Ten years ago I started Legacy WM with a desire to collect stories of Bangladeshi heritage to shape our own narrative; it has grown into a reputable organisation in Birmingham and beyond. 

Bangla Food Journeys was the first project that we developed, with funding from the National Heritage Fund (NHLF) to capture the stories of first- and second-generation pioneers using food as the common theme. A publication was completed, and the stories collected shared within the wider community, giving an in-depth narrative of Bangladeshi settlement in Birmingham.  One of the findings from our research realised that the health of first-generation migrants was better than what young people have today. In light of these findings we developed a project called cultural food journeys, teaching young people how to cook and the dangers of eating fast food on a regular basis.

Lozells and Handsworth is a place that I am very passionate about. I arrived from Bangladesh at the age of 6 and have lived and worked in the area for the last four and half decades. I have seen the area torn apart by the devastating riots, which made the area look like a war zone. I am pleased to say that the area is now thriving and that Lozells Road does not have one empty unit. This is what inspired our second project; ‘Lozells & Handsworth Heritage Trail’ celebrating the areas’ rich architectural and social heritage. With the aim to combat the negative stereotype that the area is associated with. We have had several thousand people visit our trail and the feedback is always very positive.
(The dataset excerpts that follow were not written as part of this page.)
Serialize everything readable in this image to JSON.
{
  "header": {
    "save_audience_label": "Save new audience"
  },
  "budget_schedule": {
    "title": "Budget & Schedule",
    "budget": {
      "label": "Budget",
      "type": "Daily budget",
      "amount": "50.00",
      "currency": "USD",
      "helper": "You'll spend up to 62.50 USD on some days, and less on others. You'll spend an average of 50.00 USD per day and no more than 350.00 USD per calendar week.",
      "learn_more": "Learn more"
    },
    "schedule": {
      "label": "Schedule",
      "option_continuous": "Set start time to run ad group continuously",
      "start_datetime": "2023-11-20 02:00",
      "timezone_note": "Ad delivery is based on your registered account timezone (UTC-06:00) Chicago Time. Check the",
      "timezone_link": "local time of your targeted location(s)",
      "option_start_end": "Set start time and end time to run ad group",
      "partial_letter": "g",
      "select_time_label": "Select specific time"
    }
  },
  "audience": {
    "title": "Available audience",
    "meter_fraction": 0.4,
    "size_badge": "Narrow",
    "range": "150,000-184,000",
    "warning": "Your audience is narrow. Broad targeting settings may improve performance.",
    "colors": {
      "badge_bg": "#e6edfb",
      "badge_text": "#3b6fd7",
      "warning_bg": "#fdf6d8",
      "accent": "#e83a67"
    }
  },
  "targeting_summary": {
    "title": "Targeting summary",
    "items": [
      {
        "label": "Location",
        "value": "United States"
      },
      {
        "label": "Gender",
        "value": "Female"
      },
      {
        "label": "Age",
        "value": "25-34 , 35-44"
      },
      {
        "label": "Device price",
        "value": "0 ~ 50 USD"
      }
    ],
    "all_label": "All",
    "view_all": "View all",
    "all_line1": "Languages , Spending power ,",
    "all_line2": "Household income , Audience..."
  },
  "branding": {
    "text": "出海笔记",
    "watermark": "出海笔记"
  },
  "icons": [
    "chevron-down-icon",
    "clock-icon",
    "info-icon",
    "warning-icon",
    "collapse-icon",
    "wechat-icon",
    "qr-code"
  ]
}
Men are often credited with rebuilding Britain, hence why we developed ‘Old Wives Tales’. A project collecting stories of first-generation Bangladeshi women who settled in Birmingham. Again, we produced a publication for this that was launched at the Houses of Parliament. We also held an exhibition at Birmingham Museum and Art Gallery. This project captured the imagination of European groups and led onto a project called ‘Grandmas Story’, which collected stories of migrant grandmother’s from across Europe.

In 2015, we successfully applied for National Lottery funding to develop wellbeing activities with families. We worked with several hundred families, in particular women, to improve their well-being. As a result of our success, meant a renewal of funding in 2018. This project is not simply about delivering health projects, but to create community champions that can continue the work beyond the life of the funding. This is integral to our work ensuring that the community has capacity to sustain themselves.
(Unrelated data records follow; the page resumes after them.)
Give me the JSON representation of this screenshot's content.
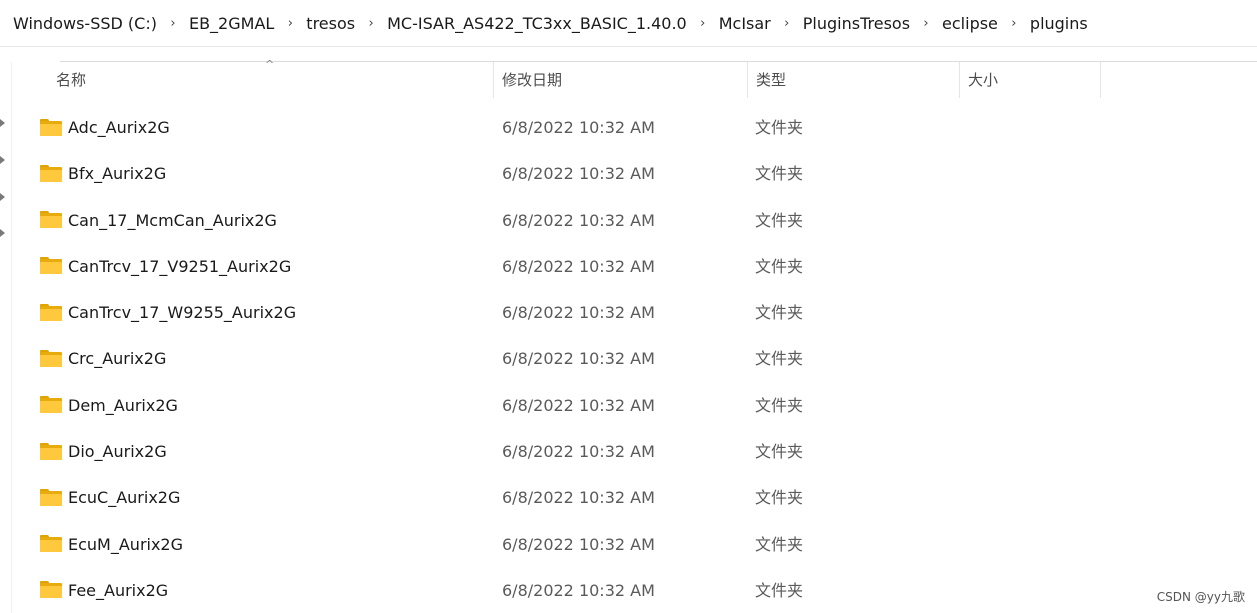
{
  "breadcrumb": [
    "Windows-SSD (C:)",
    "EB_2GMAL",
    "tresos",
    "MC-ISAR_AS422_TC3xx_BASIC_1.40.0",
    "McIsar",
    "PluginsTresos",
    "eclipse",
    "plugins"
  ],
  "breadcrumb_separator": "›",
  "columns": {
    "name": "名称",
    "date": "修改日期",
    "type": "类型",
    "size": "大小"
  },
  "sort_indicator": "^",
  "files": [
    {
      "name": "Adc_Aurix2G",
      "date": "6/8/2022 10:32 AM",
      "type": "文件夹"
    },
    {
      "name": "Bfx_Aurix2G",
      "date": "6/8/2022 10:32 AM",
      "type": "文件夹"
    },
    {
      "name": "Can_17_McmCan_Aurix2G",
      "date": "6/8/2022 10:32 AM",
      "type": "文件夹"
    },
    {
      "name": "CanTrcv_17_V9251_Aurix2G",
      "date": "6/8/2022 10:32 AM",
      "type": "文件夹"
    },
    {
      "name": "CanTrcv_17_W9255_Aurix2G",
      "date": "6/8/2022 10:32 AM",
      "type": "文件夹"
    },
    {
      "name": "Crc_Aurix2G",
      "date": "6/8/2022 10:32 AM",
      "type": "文件夹"
    },
    {
      "name": "Dem_Aurix2G",
      "date": "6/8/2022 10:32 AM",
      "type": "文件夹"
    },
    {
      "name": "Dio_Aurix2G",
      "date": "6/8/2022 10:32 AM",
      "type": "文件夹"
    },
    {
      "name": "EcuC_Aurix2G",
      "date": "6/8/2022 10:32 AM",
      "type": "文件夹"
    },
    {
      "name": "EcuM_Aurix2G",
      "date": "6/8/2022 10:32 AM",
      "type": "文件夹"
    },
    {
      "name": "Fee_Aurix2G",
      "date": "6/8/2022 10:32 AM",
      "type": "文件夹"
    }
  ],
  "watermark": "CSDN @yy九歌",
  "colors": {
    "folder": "#ffc83d",
    "folder_back": "#e8ab0c",
    "header_text": "#4d4d4d"
  },
  "icons": {
    "folder": "folder-icon",
    "nav_expand": "chevron-right-icon"
  }
}
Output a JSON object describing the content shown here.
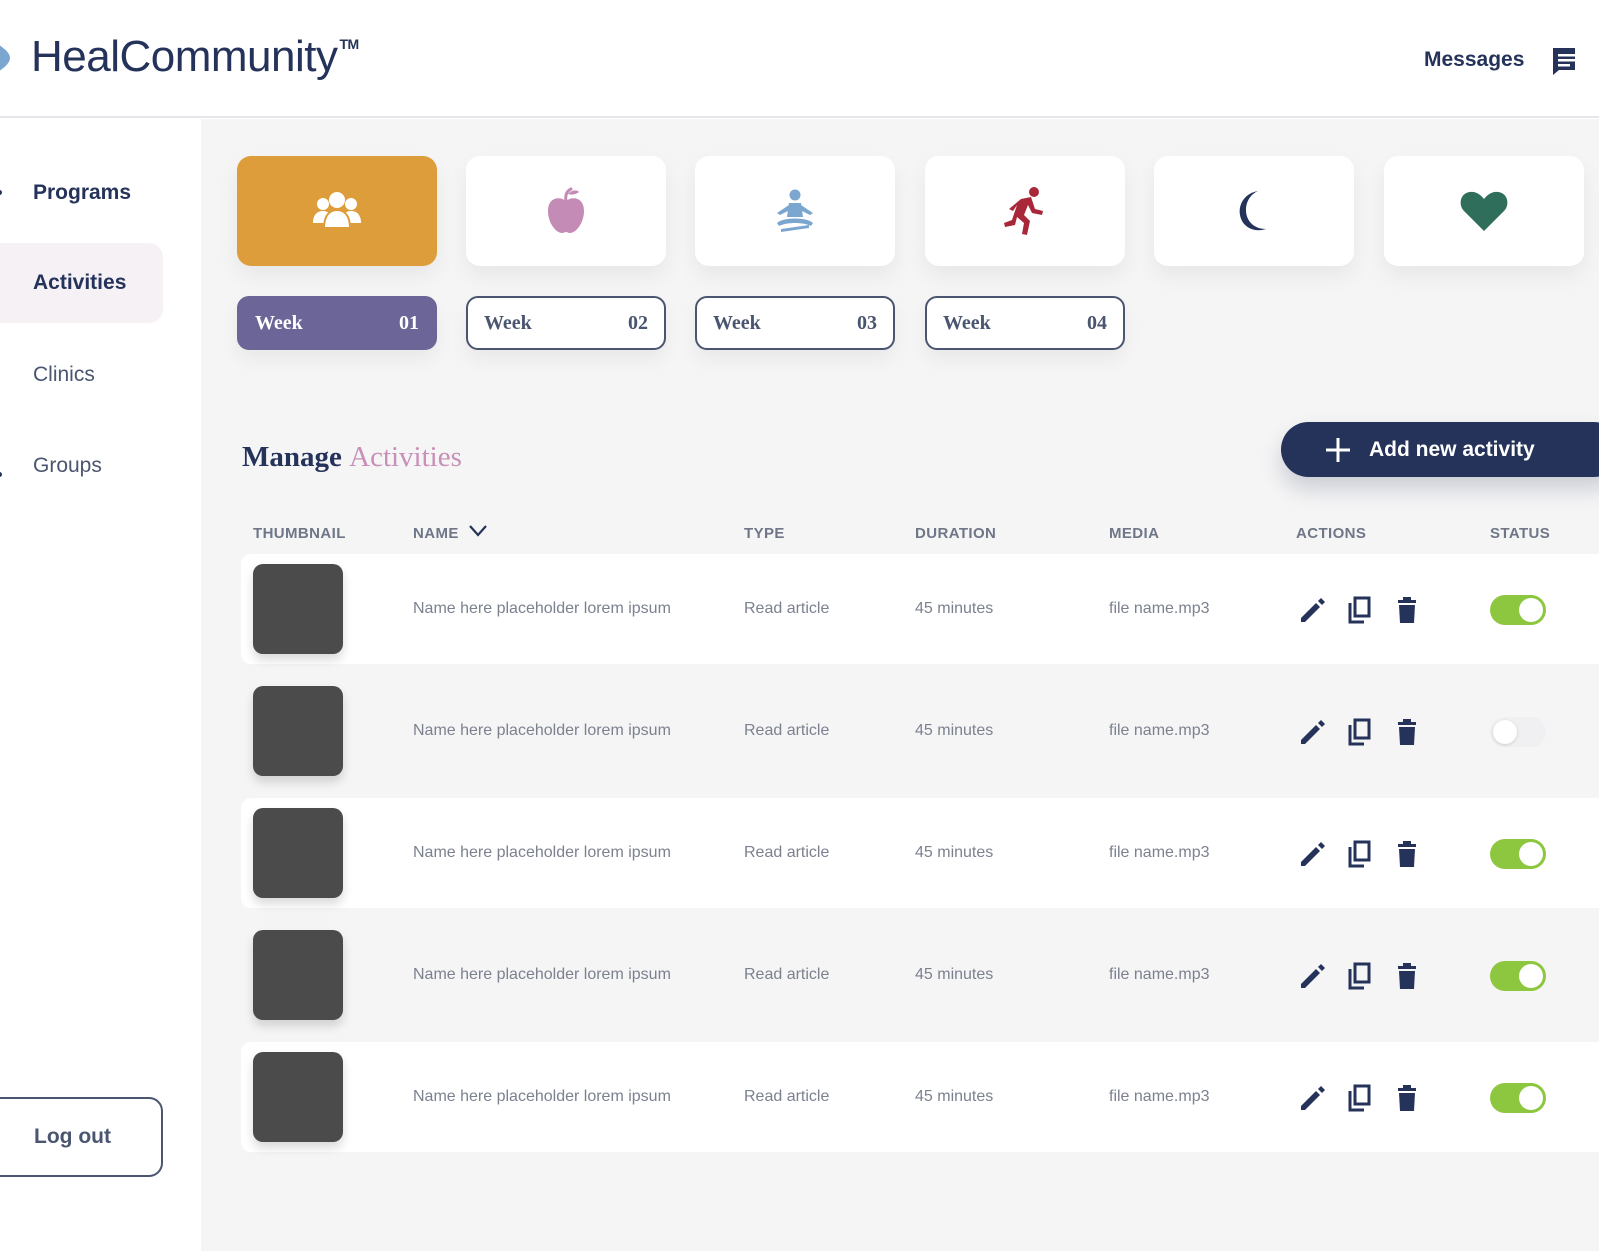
{
  "header": {
    "app_name": "HealCommunity",
    "trademark": "TM",
    "messages_label": "Messages"
  },
  "sidebar": {
    "items": [
      {
        "label": "Programs"
      },
      {
        "label": "Activities"
      },
      {
        "label": "Clinics"
      },
      {
        "label": "Groups"
      }
    ],
    "logout_label": "Log out"
  },
  "categories": [
    {
      "icon": "group-icon",
      "color": "#ffffff",
      "selected": true
    },
    {
      "icon": "apple-icon",
      "color": "#c48bb6",
      "selected": false
    },
    {
      "icon": "meditation-icon",
      "color": "#7ba6d0",
      "selected": false
    },
    {
      "icon": "running-icon",
      "color": "#a8283a",
      "selected": false
    },
    {
      "icon": "moon-icon",
      "color": "#25335a",
      "selected": false
    },
    {
      "icon": "heart-icon",
      "color": "#2f6e5a",
      "selected": false
    }
  ],
  "weeks": [
    {
      "label": "Week",
      "number": "01",
      "selected": true
    },
    {
      "label": "Week",
      "number": "02",
      "selected": false
    },
    {
      "label": "Week",
      "number": "03",
      "selected": false
    },
    {
      "label": "Week",
      "number": "04",
      "selected": false
    }
  ],
  "manage": {
    "title_main": "Manage",
    "title_accent": "Activities",
    "add_button_label": "Add new activity"
  },
  "table": {
    "columns": [
      "THUMBNAIL",
      "NAME",
      "TYPE",
      "DURATION",
      "MEDIA",
      "ACTIONS",
      "STATUS"
    ],
    "rows": [
      {
        "name": "Name here placeholder lorem ipsum",
        "type": "Read article",
        "duration": "45 minutes",
        "media": "file name.mp3",
        "status_on": true
      },
      {
        "name": "Name here placeholder lorem ipsum",
        "type": "Read article",
        "duration": "45 minutes",
        "media": "file name.mp3",
        "status_on": false
      },
      {
        "name": "Name here placeholder lorem ipsum",
        "type": "Read article",
        "duration": "45 minutes",
        "media": "file name.mp3",
        "status_on": true
      },
      {
        "name": "Name here placeholder lorem ipsum",
        "type": "Read article",
        "duration": "45 minutes",
        "media": "file name.mp3",
        "status_on": true
      },
      {
        "name": "Name here placeholder lorem ipsum",
        "type": "Read article",
        "duration": "45 minutes",
        "media": "file name.mp3",
        "status_on": true
      }
    ]
  },
  "colors": {
    "navy": "#25335a",
    "orange": "#de9d3b",
    "purple": "#6b6697",
    "pink_accent": "#c88fb8",
    "toggle_on": "#8dc63f",
    "thumbnail": "#4b4b4b"
  }
}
Building on the success of our work we have set ourselves ambitious targets to double our income over the next three years and to become a housing association.  Our aspiration is to generate core income from the housing lettings, so we can continue our work without solely relying on external grant funding.

I have had the honour of being at the helm over the last ten years and there have been some challenges ….however, the challenges out way the impact we’ve had in the community. I am fortunate to have a staff team and board that are passionate about serving the community. We have developed our governance infrastructure to enable us to continue to build and flourish in years to come.